As ubiquitous as the internet may seem, debut author Cashel observes, a considerable swath of the world—its poorest parts—remains without access to it, “locked out” of one of the most significant technological inventions of this era. But there are good reasons to believe that will change soon, in particular the plummeting costs associated with satellite technology, which effectively delivers faster and higher quality broadband service. In addition, major companies like Google and Facebook, with commercial interests in reaching more customers, are experimenting with new ways to supply the developing world with internet access. Facebook has been using drones as instruments of delivery, and Google has been harnessing balloons. Moreover, governmental institutions are making a contribution as well; in 2010, the United Nations established the Broadband Commission for Digital Development and considers the general adoption of broadband access central to the achievement of its other developmental goals for poorer nations.

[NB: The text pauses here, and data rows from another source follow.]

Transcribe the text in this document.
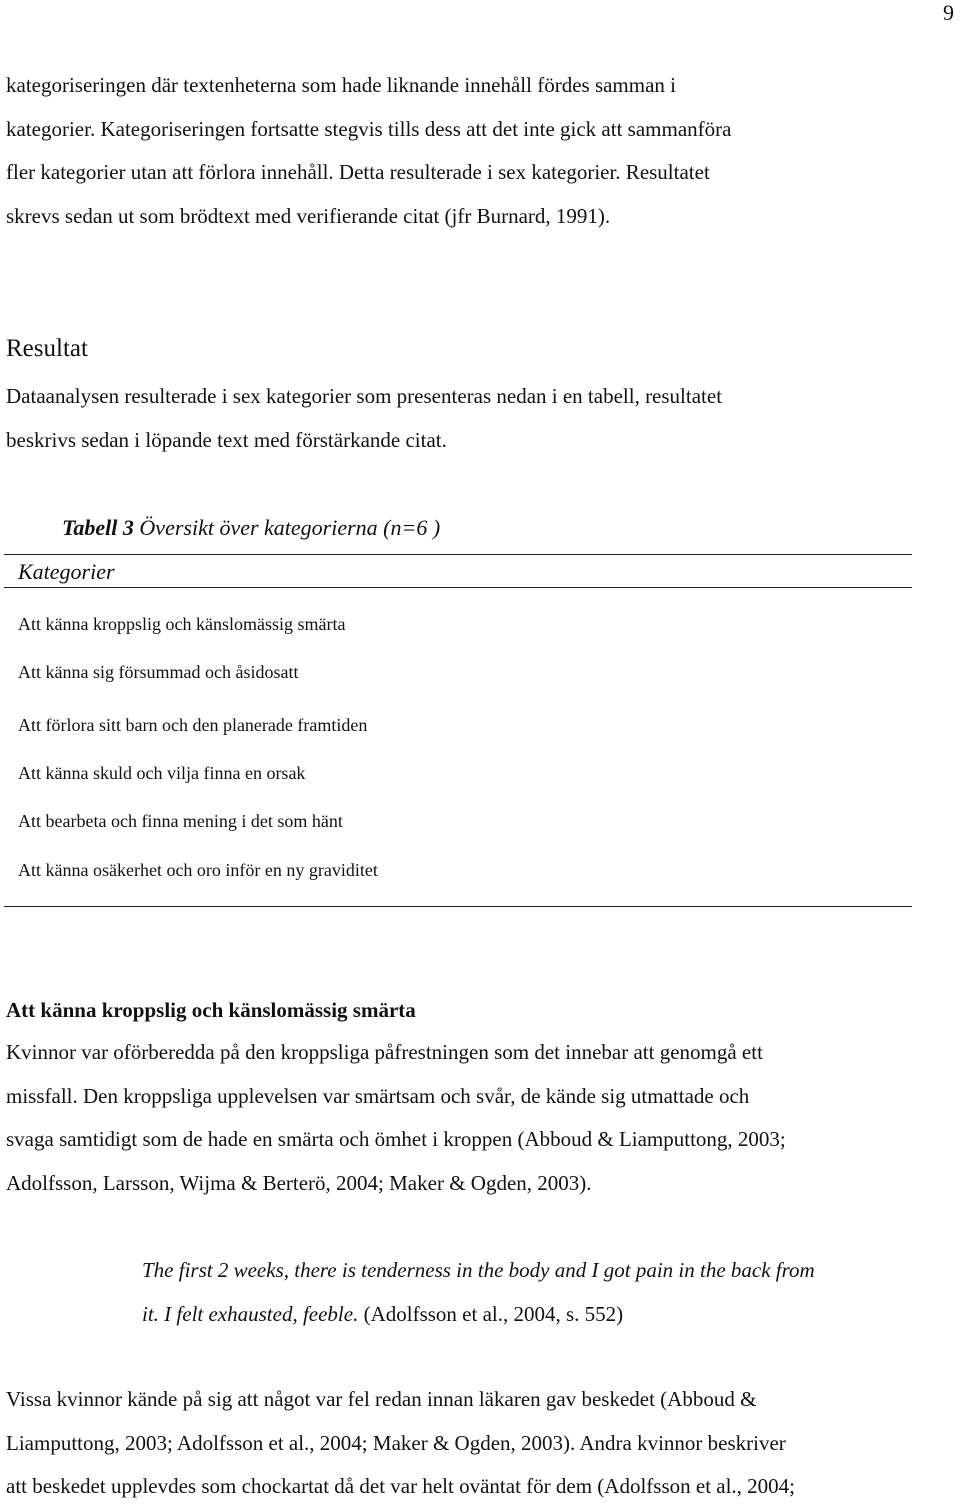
9

kategoriseringen där textenheterna som hade liknande innehåll fördes samman i
kategorier. Kategoriseringen fortsatte stegvis tills dess att det inte gick att sammanföra
fler kategorier utan att förlora innehåll. Detta resulterade i sex kategorier. Resultatet
skrevs sedan ut som brödtext med verifierande citat (jfr Burnard, 1991).

Resultat

Dataanalysen resulterade i sex kategorier som presenteras nedan i en tabell, resultatet
beskrivs sedan i löpande text med förstärkande citat.

Tabell 3 Översikt över kategorierna (n=6 )
Kategorier
Att känna kroppslig och känslomässig smärta
Att känna sig försummad och åsidosatt
Att förlora sitt barn och den planerade framtiden
Att känna skuld och vilja finna en orsak
Att bearbeta och finna mening i det som hänt
Att känna osäkerhet och oro inför en ny graviditet
Att känna kroppslig och känslomässig smärta

Kvinnor var oförberedda på den kroppsliga påfrestningen som det innebar att genomgå ett
missfall. Den kroppsliga upplevelsen var smärtsam och svår, de kände sig utmattade och
svaga samtidigt som de hade en smärta och ömhet i kroppen (Abboud & Liamputtong, 2003;
Adolfsson, Larsson, Wijma & Berterö, 2004; Maker & Ogden, 2003).

The first 2 weeks, there is tenderness in the body and I got pain in the back from
it. I felt exhausted, feeble. (Adolfsson et al., 2004, s. 552)

Vissa kvinnor kände på sig att något var fel redan innan läkaren gav beskedet (Abboud &
Liamputtong, 2003; Adolfsson et al., 2004; Maker & Ogden, 2003). Andra kvinnor beskriver
att beskedet upplevdes som chockartat då det var helt oväntat för dem (Adolfsson et al., 2004;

The author astutely raises an important question: How will the widespread promulgation of broadband—what Cashel calls the “Great Connecting”—affect otherwise disadvantaged populations? He provides a searching discussion of the many ways—financial, medical, political, and communicative, just to name a few—in which broadband will positively alter the socio-economic landscapes of the beneficiaries. In addition, the author assesses the challenges, particularly the use of the internet as a tool of extremist hate and political oppression. Finally, he presents a series of thoughtful solutions to these impediments and a kind of road map for governments and investors alike to accelerate the process and clear inevitable hurdles. Cashel is a researcher and visiting fellow at the Harvard Kennedy School of Government, and so it is unsurprising his study is impressively exacting. At the same time, it’s an exceedingly practical work and draws heavily not only on theory and data, but also on the author’s travels to the developing world. Unfortunately, his optimism can be excessive; for example, especially after the last year of revelations about Facebook’s business, it is remarkable he can write: “The good news is that Facebook does have in its mission statement—and undoubtedly in its corporate DNA—the idea of making the world a better place.” Still, this remains an incisive tour of a complex set of issues.
A thorough and concise look into the technologically saturated future.